All the people in my bed,
A couple in my head make me happy.
We're going down the coast
To settle up a grudge and be happy.

Ah help me,
I've had a bad night,
And I don't feel beautiful,
Like you made me feel,
But that was long ago...

If I could lose some weight,
That would make my day, I'd be happy.
But there's biscuits in my loo,
The bears are two-by-two and they're happy.

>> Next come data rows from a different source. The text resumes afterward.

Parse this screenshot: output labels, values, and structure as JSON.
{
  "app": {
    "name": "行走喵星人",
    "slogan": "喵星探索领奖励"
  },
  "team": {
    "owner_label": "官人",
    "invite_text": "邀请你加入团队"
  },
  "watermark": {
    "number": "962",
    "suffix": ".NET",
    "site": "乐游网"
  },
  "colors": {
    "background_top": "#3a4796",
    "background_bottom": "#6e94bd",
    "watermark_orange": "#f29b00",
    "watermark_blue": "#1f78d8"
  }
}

There's biscuits in my mouth,
The bears are flying south and they're happy,
But there's beer inside the fridge,
Let's make each other rich and be happy.

Ah help me,
I've had a bad night,
And I don't feel beautiful,
Like you made me feel,
But that was long ago...

Poem: Ex in the Ocean

I walked right out on the windy pier
And thought I saw your head – bobbing there.
No, not there. A bit to the right. Yes, there.

I told my better half, a blonde Retriever
That I should probably fish you out,
If only I’d brought my pole.

I forgot to mention I can talk to my dog.
Probably should have mentioned that.
Nevertheless, Jessie, as she liked to be called,

She looked at me with those humanbaby eyes
And I knew she was going in the drink.
“Wait,” I called out, for I’d remembered I hate you.

I stood at the railing, watching her sadly.
For on her own, she meant more to me
Than all my Exes in the ocean.

I couldn’t look. I shut my eyes until I heard her
Padding along the pier. I looked.
There she was. Wagging happily, with an old boot.

“Lucky she’s deaf,” I muttered, then mouthed silently,
“Good dog. You found my boot!”
I put the soggy boot on to continue the ruse.

Jessie watched me as I did it. I stood there,
Watching you floating in the distance; then
Jessie went and found the sandal I’d hid in the bushes

She dropped it next to my foot,
Sore from the waterlogged boot,
And looked up at me. “Not impressed.”

B.C

Thursday 4 September 2008

Poem: Birthday Suit

Last night I was waiting to cross the road,
When a man wearing no more than Speedos
Came abreast of me and stopped. My fingers
Tightened around the fly-spray can I’d gone to get.

I prayed, for the first time in years,
For the lights to change or the man to go,
Whichever got hit by a bus first
(Sorry, I mean whichever came first…)
When I inspected his facial area
And discovered him grimacing in regret.

I didn’t want to be that guy, but before long I piped up,
“You’re a little underdressed.”
He smiled like a straight man on reality TV,
“I’m freezing,
But it was so humid in my apartment.”